In afwachting van een definitieve oplossing voor dit probleem wordt in het voorjaar van 2018 een onderhoudsherstelling uitgevoerd aan het wegdek van de Zelzatebrug. Zo zal er een nieuwe slijtlaag aangebracht worden ter hoogte van de rijbaan.
Werking
De dubbele basculebrug in Zelzate is een beweegbare brug voor wegverkeer met vier rijstroken, twee fietspaden en twee hoger gelegen voetpaden. Elke brugklap bestaat in hoofdzaak uit twee kokervormige hoofdliggers met een rechthoekige doorsnede, waarop het brugdek rust. Het brugdek kraagt uit buiten de hoofdliggers.
Elke brugklap draait om een horizontale as die in een in het kanaal gebouwde pijler gelagerd is.
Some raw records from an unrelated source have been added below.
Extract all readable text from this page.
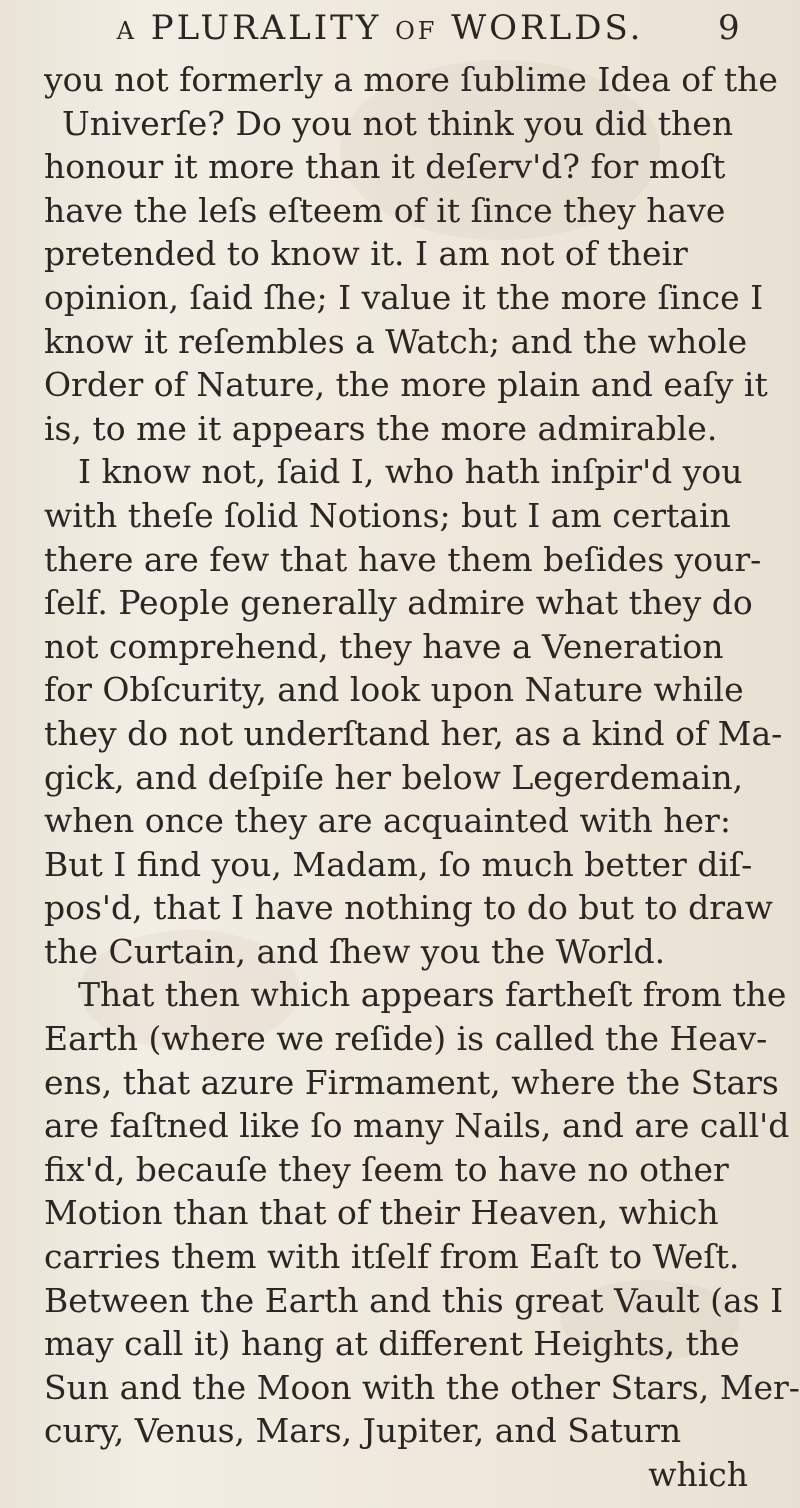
a PLURALITY of WORLDS.	9
you not formerly a more ſublime Idea of the
Univerſe? Do you not think you did then
honour it more than it deſerv'd? for moſt
have the leſs eſteem of it ſince they have
pretended to know it. I am not of their
opinion, ſaid ſhe; I value it the more ſince I
know it reſembles a Watch; and the whole
Order of Nature, the more plain and eaſy it
is, to me it appears the more admirable.
I know not, ſaid I, who hath inſpir'd you
with theſe ſolid Notions; but I am certain
there are few that have them beſides your-
ſelf. People generally admire what they do
not comprehend, they have a Veneration
for Obſcurity, and look upon Nature while
they do not underſtand her, as a kind of Ma-
gick, and deſpiſe her below Legerdemain,
when once they are acquainted with her:
But I find you, Madam, ſo much better diſ-
pos'd, that I have nothing to do but to draw
the Curtain, and ſhew you the World.
That then which appears fartheſt from the
Earth (where we reſide) is called the Heav-
ens, that azure Firmament, where the Stars
are faſtned like ſo many Nails, and are call'd
fix'd, becauſe they ſeem to have no other
Motion than that of their Heaven, which
carries them with itſelf from Eaſt to Weſt.
Between the Earth and this great Vault (as I
may call it) hang at different Heights, the
Sun and the Moon with the other Stars, Mer-
cury, Venus, Mars, Jupiter, and Saturn
which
De bascules verdeelt elke klap in:
- een lange arm (de voorarm), die in de gesloten stand van de brug van de pijler naar de as van de vaargeul gericht is;
- een korte arm (de achterarm), die in alle omstandigheden binnen de pijler blijft.
Aan het uiteinde van de korte arm is een tegengewicht bevestigd dat de brugklap gedeeltelijk uitbalanceert.
In de gesloten stand steunt een brugklap, waarbij deze klap niet met de andere vergrendeld is, enerzijds op de rotatie-as en anderzijds op het uiteinde van de korte arm op een steunpunt in de brugkelder. Tussen de uiteinden van de beide brugklappen kan in onbelaste maar niet-opgespannen toestand een niveauverschil van maximaal 120 mm optreden.
In de gesloten toestand van de brug komen de uiteinden van de lange armen van de beide brugklappen tegenover elkaar boven de as van de vaargeul en worden ze d.m.v. een vergrendeling tegenover elkaar opgespannen. Deze vergrendeling heeft tot doel de uiteinden van de beide lange armen op een gelijk peil te brengen en ze in alle omstandigheden op een gelijk peil te houden en aldus de continuïteit van het brugdek te verzekeren.